Which is not to say that a machine-readable list of dependencies has no value, I am generally a fan of metadata standards, just that coming at it from a free software perspective is different from maybe the mainstream discourse around SBOMs and something to be aware of.

Thank you Emily for your investigation! I will see to address your comments some time.

Since OJS is often deployed in commercial context, attending to contemporary deployment conditions may help increase its adoption, why I am interested in seeing more common patterns around the Software development processes of OJS et al.

My requirements and experiences from other Software ecosystems could apply to some use cases present here, why I am not hesitant with communicating them early when encountered.

What we make of them is a good exercise to test and review our assumptions, in order to gain more clarity for everyone.

Having a list of dependencies at hands that can be evaluated in CI is already a plus for those of us who build their own containers, eventually with customisations, and who still feel a need to attest the integrity of their infrastructure.

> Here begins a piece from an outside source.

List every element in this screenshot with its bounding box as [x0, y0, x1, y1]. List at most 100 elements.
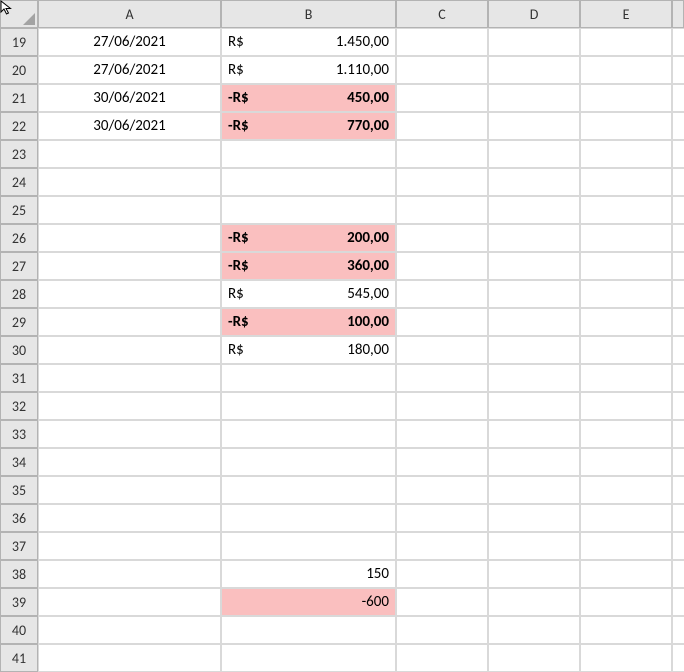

Also see: SLSA • Software attestations

Thanks for your response! So to be sure I follow, integration with existing CI tools/workflows is the main thing you see something like SPDX accomplishing that isn’t achieved with composer alone?

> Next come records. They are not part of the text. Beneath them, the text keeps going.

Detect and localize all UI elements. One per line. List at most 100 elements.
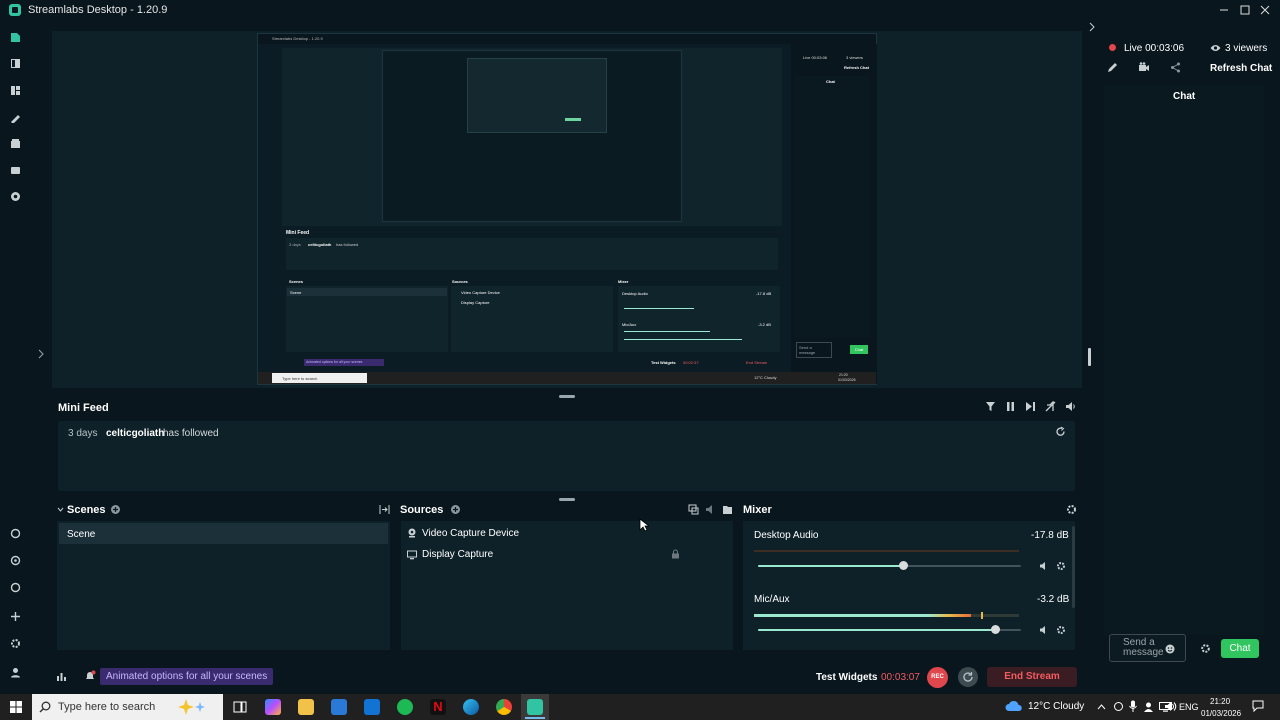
nested-chat-button: Chat: [850, 345, 868, 354]
mute-alerts-icon[interactable]: [1045, 401, 1056, 412]
studio-mode-icon[interactable]: [9, 527, 21, 539]
skip-icon[interactable]: [1025, 401, 1036, 412]
spotify-icon[interactable]: [397, 699, 413, 715]
minimize-icon[interactable]: [1218, 4, 1230, 16]
preview-resize-handle[interactable]: [559, 395, 575, 398]
nested-minifeed-title: Mini Feed: [286, 230, 310, 236]
nested-weather: 12°C Cloudy: [754, 375, 777, 380]
chevron-up-icon[interactable]: [1097, 703, 1106, 710]
clock-date[interactable]: 01/03/2026: [1201, 709, 1241, 718]
add-source-icon[interactable]: [450, 504, 461, 515]
chat-settings-icon[interactable]: [1200, 643, 1211, 654]
file-explorer-icon[interactable]: [298, 699, 314, 715]
nested-feed-time: 3 days: [289, 242, 301, 247]
feed-resize-handle[interactable]: [559, 498, 575, 501]
maximize-icon[interactable]: [1239, 4, 1251, 16]
expand-nav-icon[interactable]: [35, 348, 47, 360]
nested-source2: Display Capture: [461, 300, 490, 305]
source-item-display-capture[interactable]: Display Capture: [422, 549, 493, 560]
rec-button[interactable]: REC: [927, 667, 948, 688]
network-icon[interactable]: [1113, 701, 1124, 712]
link-icon[interactable]: [9, 581, 21, 593]
volume-knob-desktop-audio[interactable]: [899, 561, 908, 570]
source-audio-icon[interactable]: [705, 504, 716, 515]
filter-icon[interactable]: [985, 401, 996, 412]
nested-title: Streamlabs Desktop - 1.20.9: [272, 36, 323, 41]
windows-start-icon[interactable]: [10, 701, 22, 713]
search-highlight-icon: [178, 699, 205, 715]
feed-event-user[interactable]: celticgoliath: [106, 428, 164, 439]
chrome-icon[interactable]: [496, 699, 512, 715]
store-icon[interactable]: [9, 137, 21, 149]
mixer-scrollbar[interactable]: [1072, 526, 1075, 608]
scene-transitions-icon[interactable]: [379, 504, 390, 515]
gear-icon[interactable]: [9, 637, 21, 649]
weather-text[interactable]: 12°C Cloudy: [1028, 701, 1084, 712]
highlighter-icon[interactable]: [9, 190, 21, 202]
nested-scene: Scene: [290, 290, 302, 295]
netflix-icon[interactable]: N: [430, 699, 446, 715]
dashboard-icon[interactable]: [9, 84, 21, 96]
end-stream-button[interactable]: End Stream: [987, 667, 1077, 687]
folder-icon[interactable]: [722, 504, 733, 515]
notifications-icon[interactable]: [1252, 700, 1264, 712]
chat-send-button[interactable]: Chat: [1221, 639, 1259, 658]
notification-bell-icon[interactable]: [84, 670, 96, 682]
clock-time[interactable]: 21:20: [1210, 697, 1230, 706]
task-view-icon[interactable]: [232, 699, 248, 715]
nested-source1: Video Capture Device: [461, 290, 500, 295]
media-icon[interactable]: [9, 164, 21, 176]
window-title: Streamlabs Desktop - 1.20.9: [28, 4, 168, 16]
scene-item[interactable]: [59, 523, 388, 544]
chevron-down-icon[interactable]: [57, 506, 64, 513]
performance-icon[interactable]: [56, 671, 67, 682]
emoji-icon[interactable]: [1165, 644, 1175, 654]
refresh-chat-button[interactable]: Refresh Chat: [1210, 63, 1272, 74]
test-widgets-button[interactable]: Test Widgets: [816, 672, 877, 683]
channel-gear-icon[interactable]: [1056, 561, 1066, 571]
layout-icon[interactable]: [9, 57, 21, 69]
mixer-settings-icon[interactable]: [1066, 504, 1077, 515]
monitor-icon: [407, 550, 417, 560]
editor-icon[interactable]: [9, 31, 21, 43]
add-scene-icon[interactable]: [110, 504, 121, 515]
channel-name-desktop-audio: Desktop Audio: [754, 530, 819, 541]
edit-icon[interactable]: [1107, 62, 1118, 73]
profile-icon[interactable]: [9, 666, 21, 678]
speaker-icon[interactable]: [1039, 561, 1049, 571]
pause-icon[interactable]: [1005, 401, 1016, 412]
mail-app-icon[interactable]: [364, 699, 380, 715]
microphone-icon[interactable]: [1129, 700, 1137, 712]
replay-buffer-button[interactable]: [958, 667, 978, 687]
close-icon[interactable]: [1259, 4, 1271, 16]
speaker-tray-icon[interactable]: [1164, 701, 1177, 712]
volume-knob-mic-aux[interactable]: [991, 625, 1000, 634]
collapse-chat-icon[interactable]: [1088, 22, 1096, 32]
share-icon[interactable]: [1170, 62, 1181, 73]
video-icon[interactable]: [1138, 62, 1150, 73]
speaker-icon[interactable]: [1039, 625, 1049, 635]
settings-alt-icon[interactable]: [9, 554, 21, 566]
lock-icon[interactable]: [671, 549, 680, 559]
nested-chat-title: Chat: [826, 79, 835, 84]
themes-icon[interactable]: [9, 111, 21, 123]
channel-name-mic-aux: Mic/Aux: [754, 594, 790, 605]
nested-preview-pane: [282, 48, 782, 226]
language-indicator[interactable]: ENG: [1179, 702, 1199, 712]
add-group-icon[interactable]: [688, 504, 699, 515]
nested-feed-user: celticgoliath: [308, 242, 332, 247]
source-item-video-capture[interactable]: Video Capture Device: [422, 528, 519, 539]
mic-privacy-icon[interactable]: [1143, 701, 1154, 712]
copilot-icon[interactable]: [265, 699, 281, 715]
channel-gear-icon[interactable]: [1056, 625, 1066, 635]
volume-icon[interactable]: [1065, 401, 1076, 412]
edge-icon[interactable]: [463, 699, 479, 715]
repeat-alert-icon[interactable]: [1055, 426, 1066, 437]
chat-resize-handle[interactable]: [1088, 348, 1091, 366]
promo-banner[interactable]: Animated options for all your scenes: [100, 668, 274, 685]
store-app-icon[interactable]: [331, 699, 347, 715]
sparkle-icon[interactable]: [9, 610, 21, 622]
streamlabs-taskbar-icon[interactable]: [527, 699, 543, 715]
streamlabs-logo-icon: [9, 4, 21, 16]
peak-marker: [981, 612, 983, 619]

And thank you for the additional link, I will say the SLSA guiding questions for open source providers are a little confusing:

"Producers of open source code might consider these questions:

Is SLSA’s primary use case to convey trust in how your code was developed?
Do you develop software with standard open source licenses?
Will the code be consumed by others?

"

Because I think at least #2 and #3 are a given for the vast majority of open source projects out there…? There is a lot on the page that just isn’t as relevant in a consistently free software development environment…

But! there is definitely overlap and it certainly makes sense to build things in a way that will be legible/familiar to others where possible. I think I am just a little more familiar with solving the problem from the verifiable build/reproducibility angle rather than the SBOM angle per se.

Hi all,

Just speaking to what would need to be collected into a SBOM, we have three sources:

  • The Composer package lists (examples: composer.json / composer.lock – but there a few)
  • The NPM package list (package.json / package-lock.json)
  • Probably still one or two 3rd party pieces of code committed directly to the repo, though we have nearly cleaned up all of these bad habits

I don’t have experience with SBOM or SPDX more specifically, but given the number of packages that are included from the two dependency management tools, I think the only viable approach would be to identify a tool that could collect them together into an SPDX. Attempting to do this manually would not be sustainable.

I’m pretty sure this will be a solved problem, since our use of Composer and NPM in concert is far from unique. For example, here is a tool to generate SPDX from NPM.

Regards,
Alec Smecher
Public Knowledge Project Team

Yes, I’m also a bit vary of attestation frameworks like SLSA, since that field still seems to be shifting a little. Though their questions are to the point, even if they appear very generic, tautologic or redundant. It is these aspects that they want to highlight when asking about how relevant attestation is, and for whom.

If we could tell in a reproducible manner what a “a consistently free software development environment” was, there would be a lot to win about security and license clearing.

Also thank you for the example declarations of the used package managers. The forum post on the Allmende Meta mentions some SPDX generators, which I will try out once we establish our internal build pipeline (for carrying on custom patches).

Based on that I will be able to try integrating SPDX and later eventually SLSA.

Maybe it’s just one command we’re looking for, that can be ran either locally or in CI, and we’re good?